Her mother was back from the kitchen. She was happy to see her daughter, and insisted on a hug, but she was also irritated with her for taking so long. Hugging her felt like embracing a bunch of roses; sweet-smelling, but prickly. Ari pulled back after only a second.
“I’m fine, Mama.”
“You’d better be,” Celine scolded, but she had a smile on her face. “Now come on, girl, help me with supper. The world might be goin’ to pieces, but we still gotta eat.”
“Oh, Mama, the world’s not goin’ to pieces,” Ari said as she smiled and followed her mother into the kitchen.
“With the way people are acting you’d think it was! Goodness. We had to close up early today. People go thieving left and right at the first sign of trouble. If we’re lucky there won’t be any riots in this part of town.” Celine handed her daughter a spoon and pointed her to a boiling pot of vegetable stew.
“Do you think it’s really going to be that bad?” Ari asked as she started to stir. She tested a drop on her tongue and added a bit more pepper.
“Who knows. There’s no being sure if it’s really Kervain’s fault. But if they send that army of theirs in you can be sure Handelport’s not gonna go without a fight. Things should be alright for a day or two. Then we’ll find out what their king’s going to do with all this.”
“What do you think they’re going to do about Masen being killed?” Alarice wondered.
“Well, no one’s exactly complainin’ about that man. He took as much taxes as old King Henrik wanted to, and that’s the reason we split with Kervain in the first place.”
“One of his underlings will take over,” Casper said quietly from the dining room doorway. “They’ll start dealin’ with the king. If they’re tryin’ to avoid war, this might go quietly. The king doesn’t want war either, or he’d have sent his army in by now. If they get mean, though, it’ll get bad.”
Celine shot a worried look over her shoulder at her husband. Alarice could sense that they were both more anxious than they were acting, and that they were doing their best to be brave for their children. They didn’t hide such feelings from each other, though; the past thirty years of eking out a living on the edge of crime-ridden downton had made them a perfect team.
“We’ll be fine,” her mother said with forced assurance. “Go get the bowls on the table, Ari, and don’t forget to set places for Katharina and her children.”
Alarice was just opening the cupboard when a loud pounding sounded at the door. The bolted, shop door.
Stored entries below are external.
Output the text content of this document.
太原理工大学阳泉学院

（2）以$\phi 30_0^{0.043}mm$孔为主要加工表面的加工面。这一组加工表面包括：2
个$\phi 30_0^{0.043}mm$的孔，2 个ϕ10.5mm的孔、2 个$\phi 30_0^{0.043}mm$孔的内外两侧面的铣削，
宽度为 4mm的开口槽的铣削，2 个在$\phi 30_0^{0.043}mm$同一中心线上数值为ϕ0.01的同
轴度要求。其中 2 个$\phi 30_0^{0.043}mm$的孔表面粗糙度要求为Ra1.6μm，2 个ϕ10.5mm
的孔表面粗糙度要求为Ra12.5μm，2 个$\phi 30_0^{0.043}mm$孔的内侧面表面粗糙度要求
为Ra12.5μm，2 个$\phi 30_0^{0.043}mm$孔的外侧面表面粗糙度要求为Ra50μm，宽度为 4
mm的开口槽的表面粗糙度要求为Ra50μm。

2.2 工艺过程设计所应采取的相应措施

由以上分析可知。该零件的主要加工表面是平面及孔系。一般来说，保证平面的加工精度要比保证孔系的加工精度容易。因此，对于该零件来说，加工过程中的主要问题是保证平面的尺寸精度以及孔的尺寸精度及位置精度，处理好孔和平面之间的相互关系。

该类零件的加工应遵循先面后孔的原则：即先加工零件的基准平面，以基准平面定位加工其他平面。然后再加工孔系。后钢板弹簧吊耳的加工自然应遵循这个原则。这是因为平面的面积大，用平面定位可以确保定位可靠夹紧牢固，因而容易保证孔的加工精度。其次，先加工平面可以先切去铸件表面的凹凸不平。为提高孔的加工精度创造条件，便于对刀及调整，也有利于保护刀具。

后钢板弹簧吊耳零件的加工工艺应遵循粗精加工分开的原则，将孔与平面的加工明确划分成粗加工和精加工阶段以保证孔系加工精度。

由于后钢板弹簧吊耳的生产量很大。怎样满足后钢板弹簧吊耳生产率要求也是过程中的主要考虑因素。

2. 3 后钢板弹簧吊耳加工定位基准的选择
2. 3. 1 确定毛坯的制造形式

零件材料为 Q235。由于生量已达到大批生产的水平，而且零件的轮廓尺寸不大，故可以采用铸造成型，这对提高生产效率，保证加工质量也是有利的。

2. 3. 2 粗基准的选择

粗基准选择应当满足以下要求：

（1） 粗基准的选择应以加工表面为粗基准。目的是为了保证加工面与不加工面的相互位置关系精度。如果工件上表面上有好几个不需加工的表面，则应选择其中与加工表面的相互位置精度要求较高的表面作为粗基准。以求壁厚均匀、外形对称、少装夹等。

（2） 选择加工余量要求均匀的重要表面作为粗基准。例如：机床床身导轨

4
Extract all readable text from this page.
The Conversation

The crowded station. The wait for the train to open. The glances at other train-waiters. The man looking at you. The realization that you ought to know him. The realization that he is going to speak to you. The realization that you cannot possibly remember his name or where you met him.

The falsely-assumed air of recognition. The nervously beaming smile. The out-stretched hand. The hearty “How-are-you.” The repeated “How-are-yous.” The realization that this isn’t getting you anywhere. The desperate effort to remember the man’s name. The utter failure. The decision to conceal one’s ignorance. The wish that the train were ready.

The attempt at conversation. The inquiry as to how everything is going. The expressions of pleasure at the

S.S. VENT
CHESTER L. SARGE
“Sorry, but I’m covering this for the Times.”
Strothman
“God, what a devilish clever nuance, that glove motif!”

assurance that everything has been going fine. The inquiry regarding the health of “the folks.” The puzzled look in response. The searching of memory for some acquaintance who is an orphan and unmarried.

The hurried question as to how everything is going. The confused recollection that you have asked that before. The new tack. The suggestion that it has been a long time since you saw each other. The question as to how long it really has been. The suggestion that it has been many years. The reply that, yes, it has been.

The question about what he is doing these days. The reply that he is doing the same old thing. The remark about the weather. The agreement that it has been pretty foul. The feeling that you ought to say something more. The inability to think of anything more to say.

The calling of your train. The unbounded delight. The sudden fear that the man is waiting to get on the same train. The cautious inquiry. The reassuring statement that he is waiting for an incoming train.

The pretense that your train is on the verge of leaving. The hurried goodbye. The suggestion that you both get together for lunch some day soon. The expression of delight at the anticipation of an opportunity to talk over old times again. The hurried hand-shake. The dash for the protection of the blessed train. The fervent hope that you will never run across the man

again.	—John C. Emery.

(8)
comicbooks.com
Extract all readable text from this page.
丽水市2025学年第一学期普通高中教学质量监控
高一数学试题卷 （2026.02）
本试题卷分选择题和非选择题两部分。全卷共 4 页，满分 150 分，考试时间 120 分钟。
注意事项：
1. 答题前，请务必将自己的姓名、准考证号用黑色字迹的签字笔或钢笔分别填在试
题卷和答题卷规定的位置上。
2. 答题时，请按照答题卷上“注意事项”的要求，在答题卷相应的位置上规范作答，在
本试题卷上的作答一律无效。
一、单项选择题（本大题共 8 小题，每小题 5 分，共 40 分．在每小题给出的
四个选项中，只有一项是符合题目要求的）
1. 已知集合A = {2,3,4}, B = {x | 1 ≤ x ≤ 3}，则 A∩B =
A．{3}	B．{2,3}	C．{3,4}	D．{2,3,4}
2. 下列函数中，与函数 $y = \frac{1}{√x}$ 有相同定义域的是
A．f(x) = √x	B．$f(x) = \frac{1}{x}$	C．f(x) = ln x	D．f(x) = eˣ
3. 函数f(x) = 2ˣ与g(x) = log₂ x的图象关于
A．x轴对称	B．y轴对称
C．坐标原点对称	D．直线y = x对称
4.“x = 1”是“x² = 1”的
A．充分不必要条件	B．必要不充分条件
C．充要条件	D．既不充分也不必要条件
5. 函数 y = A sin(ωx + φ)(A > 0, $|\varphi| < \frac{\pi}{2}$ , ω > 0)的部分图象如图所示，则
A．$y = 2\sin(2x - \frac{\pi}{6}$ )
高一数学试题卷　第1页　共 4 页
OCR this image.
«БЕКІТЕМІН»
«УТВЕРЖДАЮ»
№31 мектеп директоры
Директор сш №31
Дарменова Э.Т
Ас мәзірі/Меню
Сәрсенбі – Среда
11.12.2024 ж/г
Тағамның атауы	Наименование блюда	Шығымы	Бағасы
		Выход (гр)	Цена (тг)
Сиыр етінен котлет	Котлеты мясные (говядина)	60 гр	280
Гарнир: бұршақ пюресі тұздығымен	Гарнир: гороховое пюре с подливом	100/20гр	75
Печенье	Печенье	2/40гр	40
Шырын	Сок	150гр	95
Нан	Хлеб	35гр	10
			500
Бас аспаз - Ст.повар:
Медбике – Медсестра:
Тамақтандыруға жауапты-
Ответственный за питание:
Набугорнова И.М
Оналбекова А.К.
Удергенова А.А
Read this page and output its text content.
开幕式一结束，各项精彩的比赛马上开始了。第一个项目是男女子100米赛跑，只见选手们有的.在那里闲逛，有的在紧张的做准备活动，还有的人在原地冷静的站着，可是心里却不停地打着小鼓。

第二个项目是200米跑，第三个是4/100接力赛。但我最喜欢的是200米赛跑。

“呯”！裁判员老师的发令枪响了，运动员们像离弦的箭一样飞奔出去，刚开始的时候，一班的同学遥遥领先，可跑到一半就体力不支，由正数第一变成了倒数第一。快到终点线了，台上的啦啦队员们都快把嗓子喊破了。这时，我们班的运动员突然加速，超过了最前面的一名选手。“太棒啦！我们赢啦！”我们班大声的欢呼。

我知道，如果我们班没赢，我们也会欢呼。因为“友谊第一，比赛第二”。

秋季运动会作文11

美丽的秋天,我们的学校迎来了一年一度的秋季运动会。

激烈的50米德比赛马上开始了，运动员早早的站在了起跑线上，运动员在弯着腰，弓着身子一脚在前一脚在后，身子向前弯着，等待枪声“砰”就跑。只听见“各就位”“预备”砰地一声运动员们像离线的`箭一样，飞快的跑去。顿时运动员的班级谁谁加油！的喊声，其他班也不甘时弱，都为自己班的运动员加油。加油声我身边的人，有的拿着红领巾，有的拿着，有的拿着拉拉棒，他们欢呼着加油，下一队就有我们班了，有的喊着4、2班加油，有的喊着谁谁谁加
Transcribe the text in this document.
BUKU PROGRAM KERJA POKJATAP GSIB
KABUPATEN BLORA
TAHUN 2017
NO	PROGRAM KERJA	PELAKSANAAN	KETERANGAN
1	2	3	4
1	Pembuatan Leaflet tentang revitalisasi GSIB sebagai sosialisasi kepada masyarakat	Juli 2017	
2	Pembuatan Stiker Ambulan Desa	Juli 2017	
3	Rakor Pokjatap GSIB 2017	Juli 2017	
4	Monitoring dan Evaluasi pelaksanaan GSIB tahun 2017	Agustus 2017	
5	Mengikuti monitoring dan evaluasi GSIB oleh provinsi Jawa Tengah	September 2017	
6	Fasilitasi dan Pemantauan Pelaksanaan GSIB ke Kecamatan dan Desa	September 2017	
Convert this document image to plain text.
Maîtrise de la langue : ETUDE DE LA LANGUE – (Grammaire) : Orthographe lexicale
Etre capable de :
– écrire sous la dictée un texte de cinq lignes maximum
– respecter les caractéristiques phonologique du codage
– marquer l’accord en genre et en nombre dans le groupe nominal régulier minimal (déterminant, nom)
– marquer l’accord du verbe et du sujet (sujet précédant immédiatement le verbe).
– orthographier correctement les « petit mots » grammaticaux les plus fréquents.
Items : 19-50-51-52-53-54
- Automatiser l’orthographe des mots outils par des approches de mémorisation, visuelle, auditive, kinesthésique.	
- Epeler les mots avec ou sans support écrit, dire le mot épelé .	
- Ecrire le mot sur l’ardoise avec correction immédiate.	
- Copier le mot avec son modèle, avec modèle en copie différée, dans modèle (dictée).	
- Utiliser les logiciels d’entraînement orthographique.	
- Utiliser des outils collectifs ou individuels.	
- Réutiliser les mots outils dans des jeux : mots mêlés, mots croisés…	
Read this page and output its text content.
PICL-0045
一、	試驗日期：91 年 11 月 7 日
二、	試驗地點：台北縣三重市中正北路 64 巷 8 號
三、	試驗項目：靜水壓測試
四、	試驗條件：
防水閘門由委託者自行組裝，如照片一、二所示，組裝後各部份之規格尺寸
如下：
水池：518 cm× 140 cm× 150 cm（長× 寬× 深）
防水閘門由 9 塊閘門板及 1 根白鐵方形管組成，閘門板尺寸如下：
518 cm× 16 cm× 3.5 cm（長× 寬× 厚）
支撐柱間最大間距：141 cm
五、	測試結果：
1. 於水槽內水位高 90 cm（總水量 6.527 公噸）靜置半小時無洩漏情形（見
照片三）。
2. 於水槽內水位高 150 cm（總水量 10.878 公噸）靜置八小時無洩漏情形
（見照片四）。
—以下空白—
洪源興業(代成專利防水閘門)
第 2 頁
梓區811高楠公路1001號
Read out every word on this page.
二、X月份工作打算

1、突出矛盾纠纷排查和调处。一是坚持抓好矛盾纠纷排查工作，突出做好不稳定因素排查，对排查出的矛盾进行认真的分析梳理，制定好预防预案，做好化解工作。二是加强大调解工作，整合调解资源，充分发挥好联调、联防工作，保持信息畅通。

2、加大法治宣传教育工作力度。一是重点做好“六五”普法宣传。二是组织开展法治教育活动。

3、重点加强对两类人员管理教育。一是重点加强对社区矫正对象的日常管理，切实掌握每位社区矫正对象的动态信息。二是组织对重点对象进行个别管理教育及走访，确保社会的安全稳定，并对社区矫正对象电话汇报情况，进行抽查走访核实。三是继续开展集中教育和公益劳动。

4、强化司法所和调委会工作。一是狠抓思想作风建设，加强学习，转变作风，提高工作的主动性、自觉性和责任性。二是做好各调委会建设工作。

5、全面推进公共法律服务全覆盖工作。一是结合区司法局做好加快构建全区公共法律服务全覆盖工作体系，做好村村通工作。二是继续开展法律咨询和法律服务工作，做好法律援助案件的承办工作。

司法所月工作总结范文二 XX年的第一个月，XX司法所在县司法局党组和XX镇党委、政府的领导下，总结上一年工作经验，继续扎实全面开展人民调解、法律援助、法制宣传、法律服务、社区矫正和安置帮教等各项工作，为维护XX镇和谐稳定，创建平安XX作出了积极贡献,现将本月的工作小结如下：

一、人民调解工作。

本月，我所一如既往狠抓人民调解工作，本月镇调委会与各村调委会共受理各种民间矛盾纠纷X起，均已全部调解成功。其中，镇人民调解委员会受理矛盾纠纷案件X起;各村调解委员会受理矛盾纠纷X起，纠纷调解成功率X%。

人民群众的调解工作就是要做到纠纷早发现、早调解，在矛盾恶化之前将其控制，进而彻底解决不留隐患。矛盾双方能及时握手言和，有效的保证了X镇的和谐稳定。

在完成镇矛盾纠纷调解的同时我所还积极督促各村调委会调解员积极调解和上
She shut the cabinet as everyone hurried to look into the shop.
“Hello?” an inquiring male voice called on the other side of the strong wood panel.
Casper pushed through his crowd of children and emerged into the shop. The man kept pounding.
“Who is it?” Ari’s father asked loudly from the inside of the door. The pounding stopped.
“My name is Wilson. I…well, I have a few questions, but could you open this door? It really is uncomfortable to have to yell through it.”
Ari edged a little more around her brothers and peered at the door. On the other side was a heart that she felt was familiar, but she just couldn’t recall…
Her father unbolted the door just as she figured it out. He pulled it open to admit the fancy Artisan she had saved on the street.
“Hello,” he said with a broad smile.